Was lernen wir aus REGAIN und RAGA? Alle hier eingeschlossenen Patienten sind Hochrisikopatienten für ein Delir: Sie sind alt, sie werden nichtelektiv hüftnah operiert, erhalten einen Blasenkatheter, werden räumlich und zeitlich aus ihrem Umfeld gerissen. Sind die Umstände unabhängig vom Anästhesieverfahren bereits ausreichend für die Entstehung des Delirs? Und warum werden die einen delirant und die anderen nicht? Diese Fragen können RAGA und REGAIN nicht beantworten. Beide zeigen, dass das Anästhesieverfahren nicht der ausschlaggebende Faktor ist.
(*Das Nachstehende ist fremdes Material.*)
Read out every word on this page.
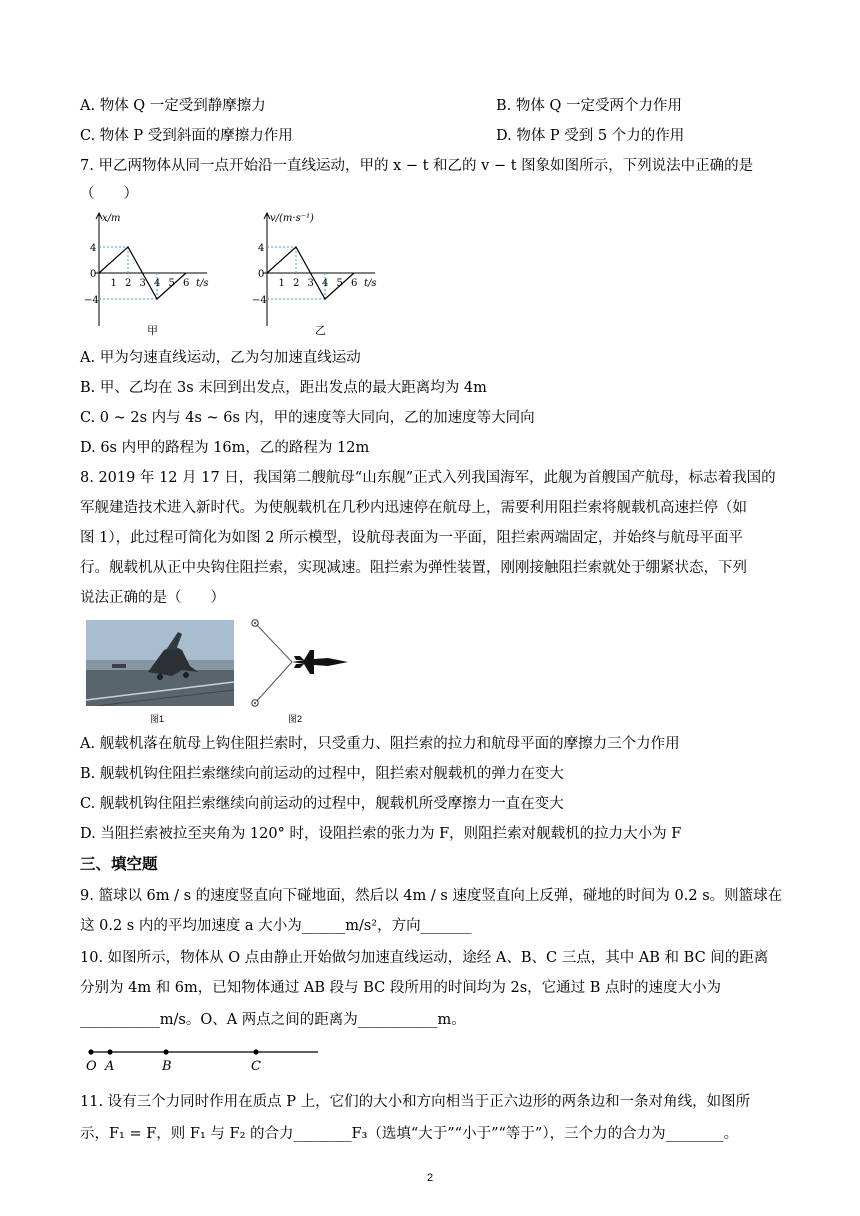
A. 物体 Q 一定受到静摩擦力	B. 物体 Q 一定受两个力作用
C. 物体 P 受到斜面的摩擦力作用	D. 物体 P 受到 5 个力的作用
7. 甲乙两物体从同一点开始沿一直线运动，甲的 x − t 和乙的 v − t 图象如图所示，下列说法中正确的是
（　　）
1 2 3 4 5 6
4
0
−4
x/m
t/s
甲
1 2 3 4 5 6
4
0
−4
v/(m·s⁻¹)
t/s
乙
A. 甲为匀速直线运动，乙为匀加速直线运动
B. 甲、乙均在 3s 末回到出发点，距出发点的最大距离均为 4m
C. 0 ~ 2s 内与 4s ~ 6s 内，甲的速度等大同向，乙的加速度等大同向
D. 6s 内甲的路程为 16m，乙的路程为 12m
8. 2019 年 12 月 17 日，我国第二艘航母“山东舰”正式入列我国海军，此舰为首艘国产航母，标志着我国的
军舰建造技术进入新时代。为使舰载机在几秒内迅速停在航母上，需要利用阻拦索将舰载机高速拦停（如
图 1），此过程可简化为如图 2 所示模型，设航母表面为一平面，阻拦索两端固定，并始终与航母平面平
行。舰载机从正中央钩住阻拦索，实现减速。阻拦索为弹性装置，刚刚接触阻拦索就处于绷紧状态，下列
说法正确的是（　　）
图1	图2
A. 舰载机落在航母上钩住阻拦索时，只受重力、阻拦索的拉力和航母平面的摩擦力三个力作用
B. 舰载机钩住阻拦索继续向前运动的过程中，阻拦索对舰载机的弹力在变大
C. 舰载机钩住阻拦索继续向前运动的过程中，舰载机所受摩擦力一直在变大
D. 当阻拦索被拉至夹角为 120° 时，设阻拦索的张力为 F，则阻拦索对舰载机的拉力大小为 F
三、填空题
9. 篮球以 6m / s 的速度竖直向下碰地面，然后以 4m / s 速度竖直向上反弹，碰地的时间为 0.2 s。则篮球在
这 0.2 s 内的平均加速度 a 大小为______m/s²，方向_______
10. 如图所示，物体从 O 点由静止开始做匀加速直线运动，途经 A、B、C 三点，其中 AB 和 BC 间的距离
分别为 4m 和 6m，已知物体通过 AB 段与 BC 段所用的时间均为 2s，它通过 B 点时的速度大小为
___________m/s。O、A 两点之间的距离为___________m。
O A	B	C
11. 设有三个力同时作用在质点 P 上，它们的大小和方向相当于正六边形的两条边和一条对角线，如图所
示，F₁ = F，则 F₁ 与 F₂ 的合力________F₃（选填“大于”“小于”“等于”），三个力的合力为________。
2
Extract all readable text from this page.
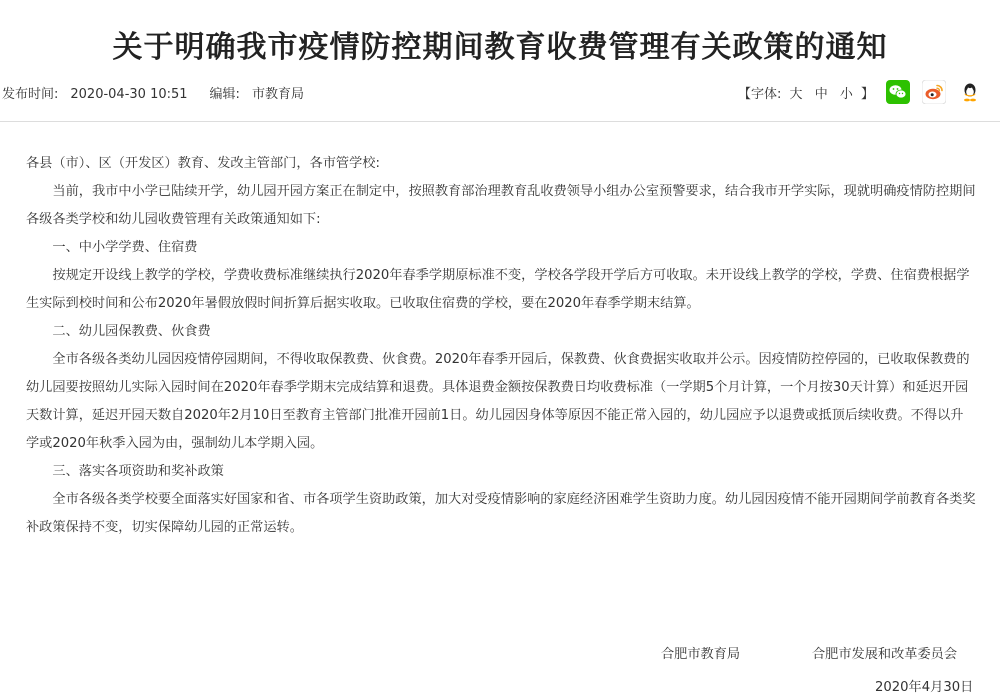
关于明确我市疫情防控期间教育收费管理有关政策的通知
发布时间: 2020-04-30 10:51 编辑: 市教育局	【字体: 大 中 小 】

各县（市）、区（开发区）教育、发改主管部门，各市管学校:

当前，我市中小学已陆续开学，幼儿园开园方案正在制定中，按照教育部治理教育乱收费领导小组办公室预警要求，结合我市开学实际，现就明确疫情防控期间各级各类学校和幼儿园收费管理有关政策通知如下:

一、中小学学费、住宿费

按规定开设线上教学的学校，学费收费标准继续执行2020年春季学期原标准不变，学校各学段开学后方可收取。未开设线上教学的学校，学费、住宿费根据学生实际到校时间和公布2020年暑假放假时间折算后据实收取。已收取住宿费的学校，要在2020年春季学期末结算。

二、幼儿园保教费、伙食费

全市各级各类幼儿园因疫情停园期间，不得收取保教费、伙食费。2020年春季开园后，保教费、伙食费据实收取并公示。因疫情防控停园的，已收取保教费的幼儿园要按照幼儿实际入园时间在2020年春季学期末完成结算和退费。具体退费金额按保教费日均收费标准（一学期5个月计算，一个月按30天计算）和延迟开园天数计算，延迟开园天数自2020年2月10日至教育主管部门批准开园前1日。幼儿园因身体等原因不能正常入园的，幼儿园应予以退费或抵顶后续收费。不得以升学或2020年秋季入园为由，强制幼儿本学期入园。

三、落实各项资助和奖补政策

全市各级各类学校要全面落实好国家和省、市各项学生资助政策，加大对受疫情影响的家庭经济困难学生资助力度。幼儿园因疫情不能开园期间学前教育各类奖补政策保持不变，切实保障幼儿园的正常运转。

合肥市教育局	合肥市发展和改革委员会
2020年4月30日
Wahrscheinlich ist es wichtiger, das gewählte Anästhesieverfahren qualitativ hochwertig durchzuführen, als die Verfahrenswahl selbst, und die nichtpharmakologischen Ansätze zu beherzigen [6].

Fazit für die Praxis

Mit RAGA und REGAIN zeigen 2 große, prospektive und randomisierte kontrollierte Studien, dass eine rückenmarknahe Regionalanästhesie zur Versorgung proximaler Femurfrakturen die Delirinzidenz nicht senkt. Für den klinischen Alltag scheint eine auf den Patienten zentrierte und gut geführte Anästhesie relevanter zu sein als das gewählte Verfahren selbst.